Independent organizations and FDA establish standardized test methods for materials and devices. The independent organizations (e.g., AAMI, ASTM, ISO, USP, etc.) create voluntary consensus standards. These may then become recognized by FDA, with some 1300 standards now found in the Recognized Consensus Standards database. For some of these standards, FDA includes a Rationale for Recognition statement with the curious language that the standard “is recognized on its scientific and technical merit and/or because it supports existing regulatory policies.”
Recognized standards may in turn be referenced in guidance documents. Once a standard is recognized, and certainly if it is mentioned in a guidance document, there is an expectation if not quite a requirement that a manufacturer will test their device to the cited standard as part of any pre-market submission. For example, biocompatibility testing references the FDA’s guidance on the use of ISO 10993-1. Similarly, for shelf life and sterility, FDA cites AAMI/ANSI/ISO 11607-1. FDA has also announced, but not yet implemented, a testing-based alternative to substantial equivalence by direct comparison. When device types and applicable performance criteria have been identified under this program, a manufacturer will be able to reach the market by meeting the FDA-identified performance criteria instead of by comparison to a predicate device.
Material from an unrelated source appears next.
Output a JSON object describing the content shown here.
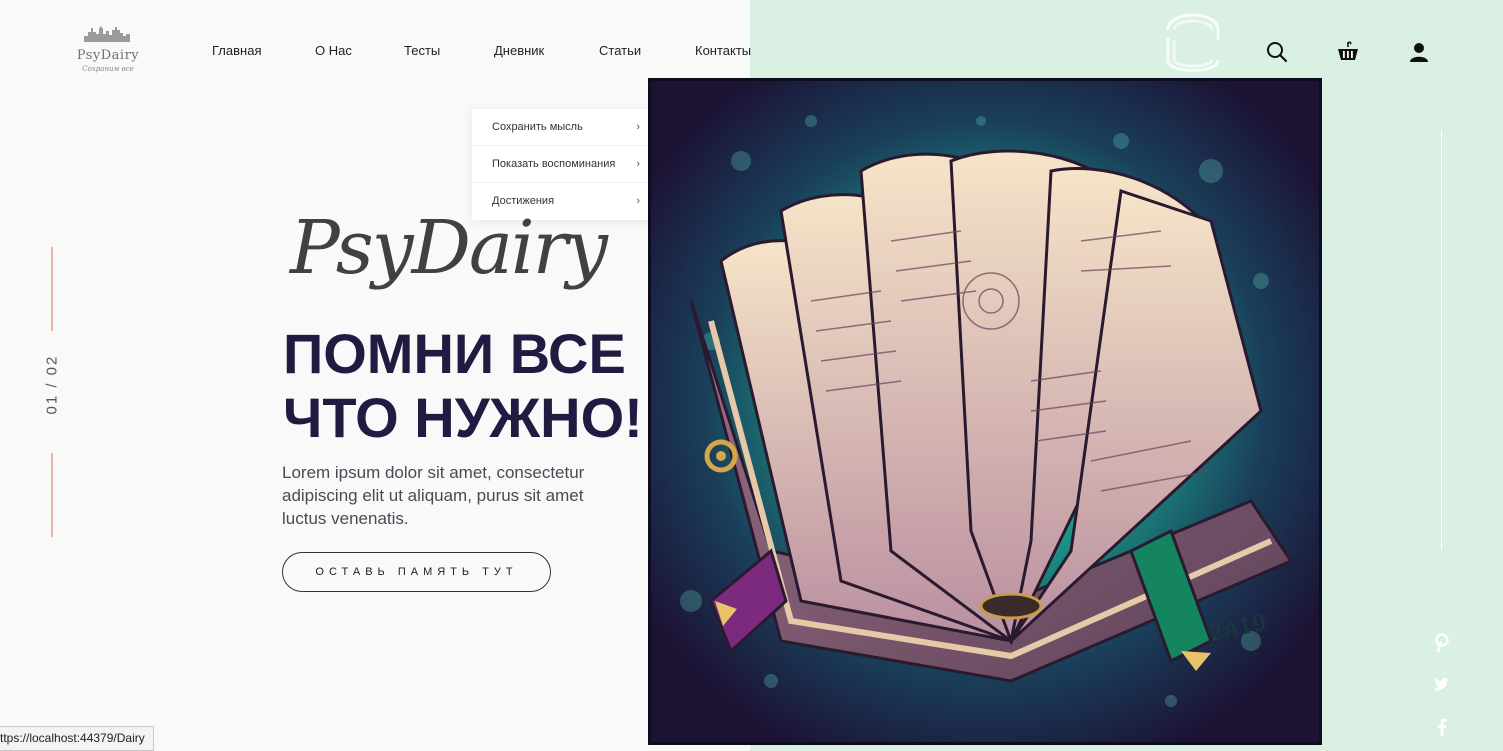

These performance criteria may be based on existing or new standardized tests.
The underlying assumption for all such testing is that the standardized test correctly captures some or all of the relevant criteria for establishing the necessary performance of a medical device. When this is true then such standards force desirable testing, which is a good thing. There can also be a desirable version of designing to the test, which is also a good thing if the test is a good one. The existence of a recognized test also simplifies the manufacturer’s task of deciding what to test and how to test it, and it aids regulators in reviewing test results because they will be familiar with the test method and the expected results. The results of such testing, if shared, also enhances the meaningful communication of test results and may help consumers select a device of choice. However, this also raises the question of the meaning of numerical results with respect to the relative merits of different devices.
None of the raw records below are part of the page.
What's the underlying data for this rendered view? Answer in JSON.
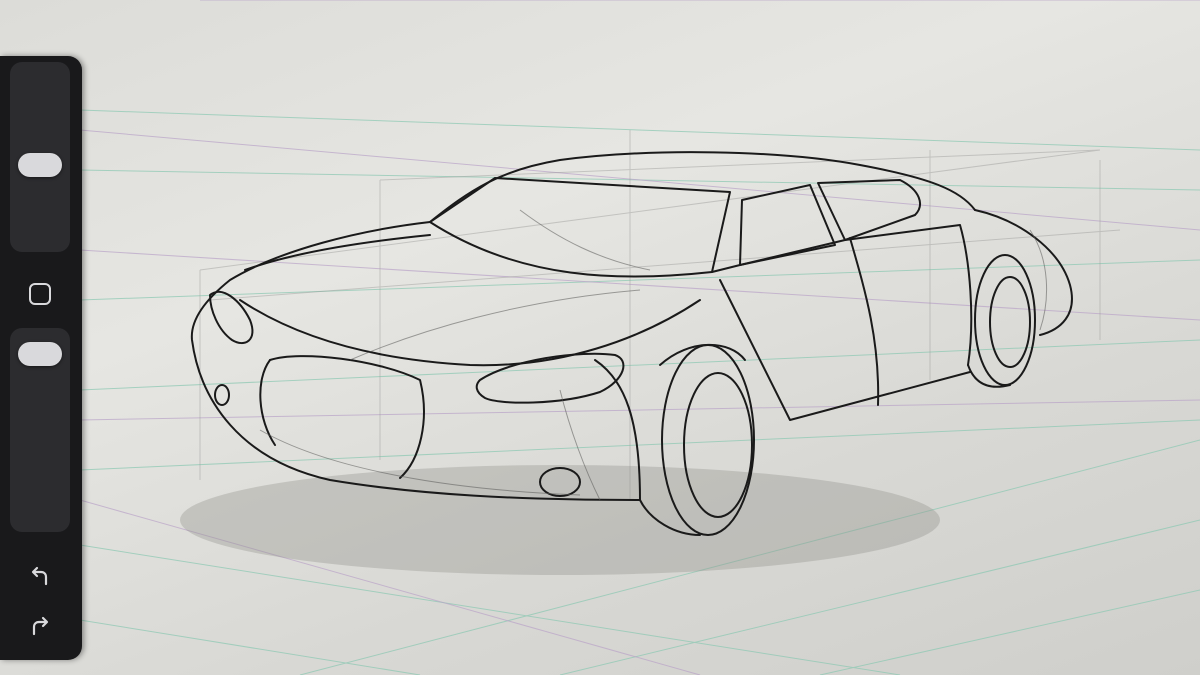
{
  "app": {
    "canvas": {
      "subject": "car-sketch",
      "paper_color": "#e2e2de",
      "line_color": "#1a1a1a",
      "guide_color_green": "#8fc9b4",
      "guide_color_purple": "#b9a3c8"
    },
    "toolbar": {
      "brush_size_level": 0.45,
      "opacity_level": 0.95,
      "icons": {
        "modify": "square-icon",
        "undo": "undo-arrow-icon",
        "redo": "redo-arrow-icon"
      },
      "background": "#19191b",
      "thumb_color": "#d9d9dc"
    }
  }
}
There are also disadvantages to standardized testing. Perhaps the most important of these is that if the test is not appropriate for ensuring reasonable safety and efficacy, then following and passing the test will have limited meaning. In such a case, the fact that the device passed the test gives false assurance that the device is properly designed. When the test is not appropriate or adequate, designing to the test is a bad thing in that it may drive a design in the wrong direction or at least not in the right direction. A simple example here is when human factors testing is not done under proper simulated use conditions. If this is the case, then the ability of test subjects to properly and consistently use a device would not reflect what might happen under the real conditions of clinical use where clinicians could be busy and distracted. In this regard the theoretical ability to use a device correctly is not the same as real people in the real use environment using it correctly. Another issue is that a test may not look at the right thing. For example, testing a “safety” sharp may confuse the ability to operate the safety mechanism in the comfort of a conference room with the ability to do it while dealing with a stressed patient. In addition, there may be confusion between the sharp end being covered and the process of covering it.
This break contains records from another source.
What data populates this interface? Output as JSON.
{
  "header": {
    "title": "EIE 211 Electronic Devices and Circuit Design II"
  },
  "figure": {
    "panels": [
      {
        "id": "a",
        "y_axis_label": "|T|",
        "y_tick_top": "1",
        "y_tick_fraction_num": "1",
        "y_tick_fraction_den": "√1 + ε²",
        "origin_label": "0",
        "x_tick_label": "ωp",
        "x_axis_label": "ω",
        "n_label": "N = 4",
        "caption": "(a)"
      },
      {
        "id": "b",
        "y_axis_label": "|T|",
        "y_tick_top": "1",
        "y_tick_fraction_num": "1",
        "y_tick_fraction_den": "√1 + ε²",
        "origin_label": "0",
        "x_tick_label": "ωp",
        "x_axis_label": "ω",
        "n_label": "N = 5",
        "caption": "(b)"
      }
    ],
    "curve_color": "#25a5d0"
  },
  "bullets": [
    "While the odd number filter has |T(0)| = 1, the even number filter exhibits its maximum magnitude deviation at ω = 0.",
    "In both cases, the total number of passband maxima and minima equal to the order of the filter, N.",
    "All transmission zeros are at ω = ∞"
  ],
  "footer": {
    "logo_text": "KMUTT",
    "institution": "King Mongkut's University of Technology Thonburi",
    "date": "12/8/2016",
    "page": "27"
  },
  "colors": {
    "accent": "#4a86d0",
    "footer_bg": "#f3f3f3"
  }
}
Another potential problem with standardized testing is that it could stifle innovation. This can occur when the characteristics of a new device do not meet the explicit or tacit assumptions that were made in creating the test. Some tests may limit applicability to particular types of materials (e.g., ceramic or metallic). In the area of materials, a property determination may assume that while bending, the material demonstrates a classic linear deformation curve. If a new material does not follow this expectation, then testing it will be challenging, and explaining why it couldn’t be tested, or explaining odd results if it is tested, could be even more challenging. For example, one ASTM test for spinal components defines the “bending stiffness” as the slope of the initial linear elastic portion of the load versus total displacement curve. But what if the material is highly non-linear and does not have a discernible initial linear slope? Another standard for joint wear requires any “new or different material” should not have a wear rate worse than cobalt-chrome-molybdenum against ultra-high-molecular-weight polyethylene, but there is no basis for this pair having the minimum acceptable rate. Standardized tests can also be self-serving to those who helped develop them, especially when they reflect proprietary interests and are tailored to existing device characteristics. In this regard I once worked on a standard for adult portable bed rails during which a manufacturer argued (unsuccessfully, I am glad to say) against a safety provision that their product couldn’t pass.
So good, proven, and independent tests are good, but weakly validated tests are bad.